This week the Riverside County Board of Supervisors approved the budget for the 2025-26 fiscal year, which begins on July 1.
Staring at a significant budget deficit, the board had to tap the county’s reserves and implement a hiring freeze to make the nearly $10 billion budget plan pencil out.
“We face immediate and formidable challenges,” the county executive office explained in the budget plan. “Inflationary pressures, growing labor costs, unpredictable state and federal funding and necessary investments in aging infrastructure strain our financial capacity.”
The usual, in other words.
The labor costs, of course, are entirely a self-inflicted harm as the board routinely bends to the demands of the county’s unions. They ask for more, much more, and they receive. This is how it mostly was when the nonpartisan board was majority-Republican and it’s how it is now that it is majority Democrat.
City News Service reported a familiar scene from the county’s budget hearings earlier this month.

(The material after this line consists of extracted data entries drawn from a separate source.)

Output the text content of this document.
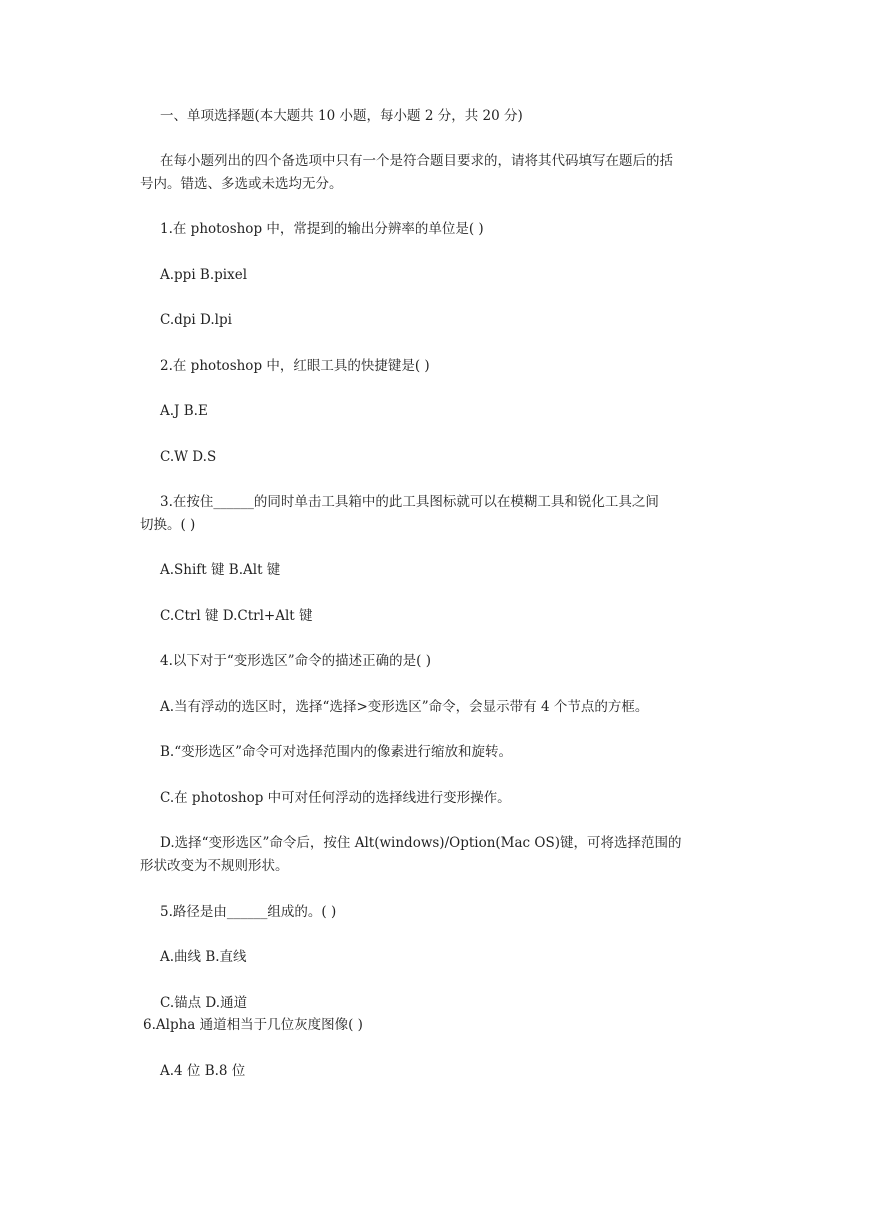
一、单项选择题(本大题共 10 小题，每小题 2 分，共 20 分)
在每小题列出的四个备选项中只有一个是符合题目要求的，请将其代码填写在题后的括
号内。错选、多选或未选均无分。
1.在 photoshop 中，常提到的输出分辨率的单位是( )
A.ppi B.pixel
C.dpi D.lpi
2.在 photoshop 中，红眼工具的快捷键是( )
A.J B.E
C.W D.S
3.在按住______的同时单击工具箱中的此工具图标就可以在模糊工具和锐化工具之间
切换。( )
A.Shift 键 B.Alt 键
C.Ctrl 键 D.Ctrl+Alt 键
4.以下对于“变形选区”命令的描述正确的是( )
A.当有浮动的选区时，选择“选择>变形选区”命令，会显示带有 4 个节点的方框。
B.“变形选区”命令可对选择范围内的像素进行缩放和旋转。
C.在 photoshop 中可对任何浮动的选择线进行变形操作。
D.选择“变形选区”命令后，按住 Alt(windows)/Option(Mac OS)键，可将选择范围的
形状改变为不规则形状。
5.路径是由______组成的。( )
A.曲线 B.直线
C.锚点 D.通道
6.Alpha 通道相当于几位灰度图像( )
A.4 位 B.8 位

“Sheriff Chad Bianco complained during the June 9 hearing the appropriation for sheriff’s operations ‘falls woefully short’ of what would be needed. The sheriff’s department ended the current fiscal year $10 million in the red, and the ‘flatline’ spending plan for 2025-26 would put the agency $76 million in the hole, he said,” according to City News Service.
With this big of a hole, neither the board nor Sheriff Bianco have figured out how to come up with the money to fully open the Benoit Detention Center.
Wonder why? Well, as City News Service also pointed out, the sheriff’s department continues to struggle with “ballooning labor and pension expenses stemming from the county’s agreement with the Riverside Sheriffs’ Association, the collective bargaining unit representing deputies, as well as court security, the anticipated agreement with the Law Enforcement Management Unit...”
Bianco knows better of course than to point out that bloated union contracts are crowding out resources to keep Riverside County residents safe. It was the unions, after all, who put him into office in the first place.
It’s the same old story and every taxpayer in Riverside County is paying for it.